In a weird kind of way I got to know Sufi Islam through Buddhism, in particular Sufi poetry published in Buddhist journals. A lot of mystic Sufism comes uncannily close to some aspects of Buddhism. I also understand that Sufism was an influence on G.I. Gurdjieff, who was something like the father of New Age spirituality, or at least every hippie New Ager I ever met told me they’d started by studying Gurdjieff.

Something else I learned along the way is that Wahhabis really hate Sufis. In fact, Abdul Wahab (1703-1792) began his movement primarily to “cleanse the Arab Bedouins of Sufi influence,” it says here. To this day, Wahhabis consider Sufis to be dangerous heretics. As I’ve said earlier, the rise of jihadism and fundamentalist Islam in recent years has brought a lot of punishment to Sufis. Mosques and shrines have been attacked by suicide bombers, and lots of Sufis have been killed by Jihadists.
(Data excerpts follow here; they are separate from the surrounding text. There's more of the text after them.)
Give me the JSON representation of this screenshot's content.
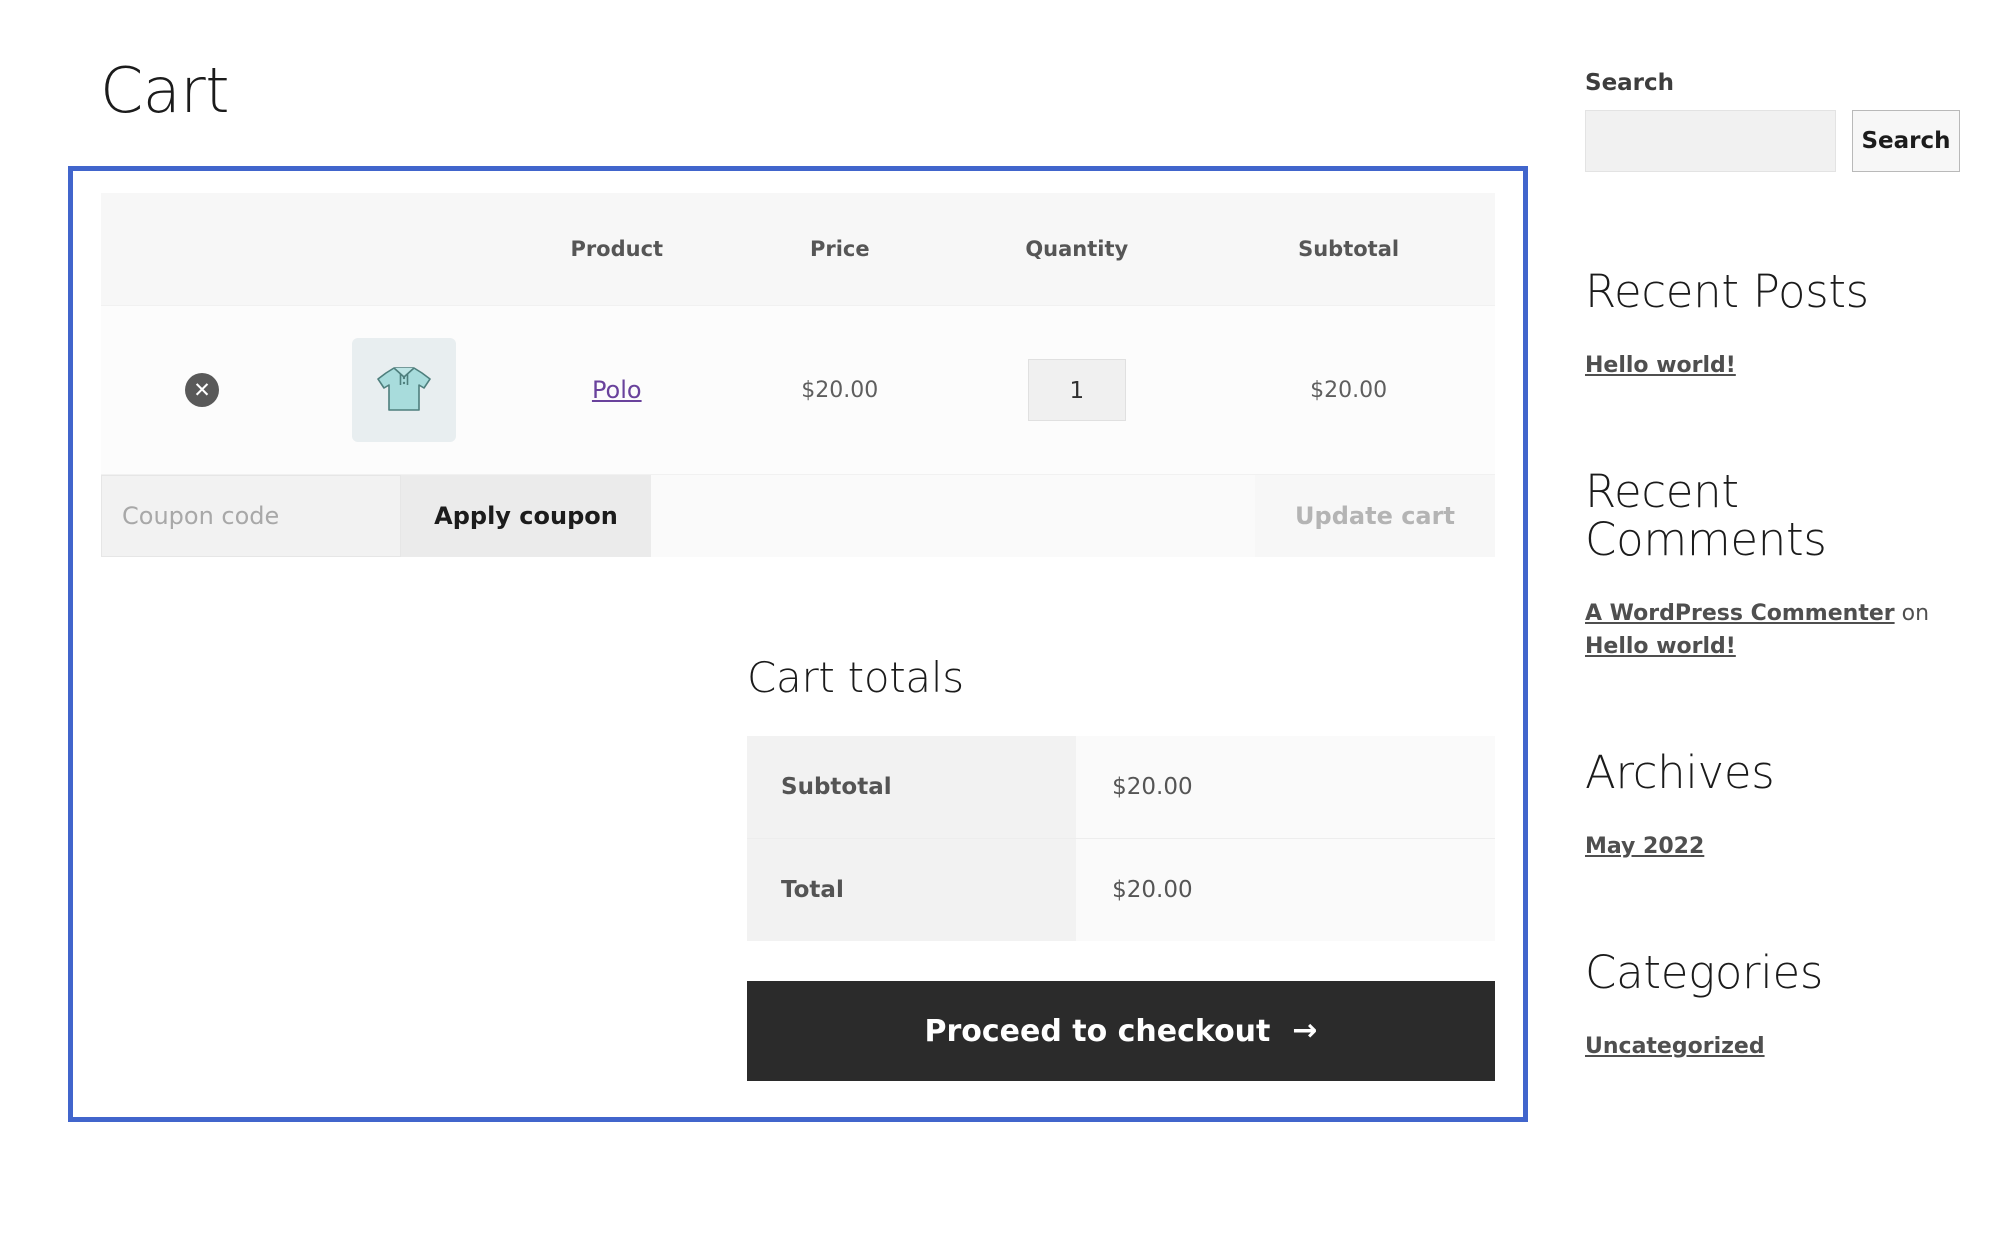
{
  "page": {
    "title": "Cart",
    "highlight_color": "#4165cc"
  },
  "cart_table": {
    "headers": {
      "remove": "",
      "thumbnail": "",
      "product": "Product",
      "price": "Price",
      "quantity": "Quantity",
      "subtotal": "Subtotal"
    },
    "rows": [
      {
        "remove_icon": "remove-item-icon",
        "thumbnail_icon": "polo-shirt-thumbnail",
        "product_name": "Polo",
        "price": "$20.00",
        "quantity": "1",
        "subtotal": "$20.00"
      }
    ]
  },
  "coupon": {
    "placeholder": "Coupon code",
    "value": "",
    "apply_label": "Apply coupon",
    "update_label": "Update cart"
  },
  "totals": {
    "heading": "Cart totals",
    "rows": [
      {
        "label": "Subtotal",
        "value": "$20.00"
      },
      {
        "label": "Total",
        "value": "$20.00"
      }
    ],
    "checkout_label": "Proceed to checkout",
    "checkout_arrow": "→"
  },
  "sidebar": {
    "search": {
      "label": "Search",
      "value": "",
      "placeholder": "",
      "button_label": "Search"
    },
    "recent_posts": {
      "title": "Recent Posts",
      "items": [
        "Hello world!"
      ]
    },
    "recent_comments": {
      "title": "Recent Comments",
      "items": [
        {
          "author": "A WordPress Commenter",
          "connector": " on ",
          "post": "Hello world!"
        }
      ]
    },
    "archives": {
      "title": "Archives",
      "items": [
        "May 2022"
      ]
    },
    "categories": {
      "title": "Categories",
      "items": [
        "Uncategorized"
      ]
    }
  }
}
And the fundamentalist Shia regime in Iran doesn’t like them either and tends to round up Sufis for detention from time to time, just because.

So, you would think that the same people who are perpetually sniffing out evidence of the depravity of fundamentalist Islam would have some sympathy for the very non-fundamentalist Sufis and their frequent victimization by jihadists. But no. Because, you know, all Muslims are alike to them. For example:

Who is investing in this project? I doubt many moderate businessman will want to attract the sort of publicity swirling around this, but I bet there is plenty of Wahhabi money in Saudi Arabia that would love to get behind the Victory Mosque.

One does want to pound one’s head against the wall in frustration sometimes. If you have any appreciation at all for the situation of Sufis, you could argue that putting up a big Sufi “mosque” near Ground Zero amounts to sticking Wahhabis in the eye, since Sufis and Sunni jihadists are pretty much natural enemies. But try explaining that to the bigots.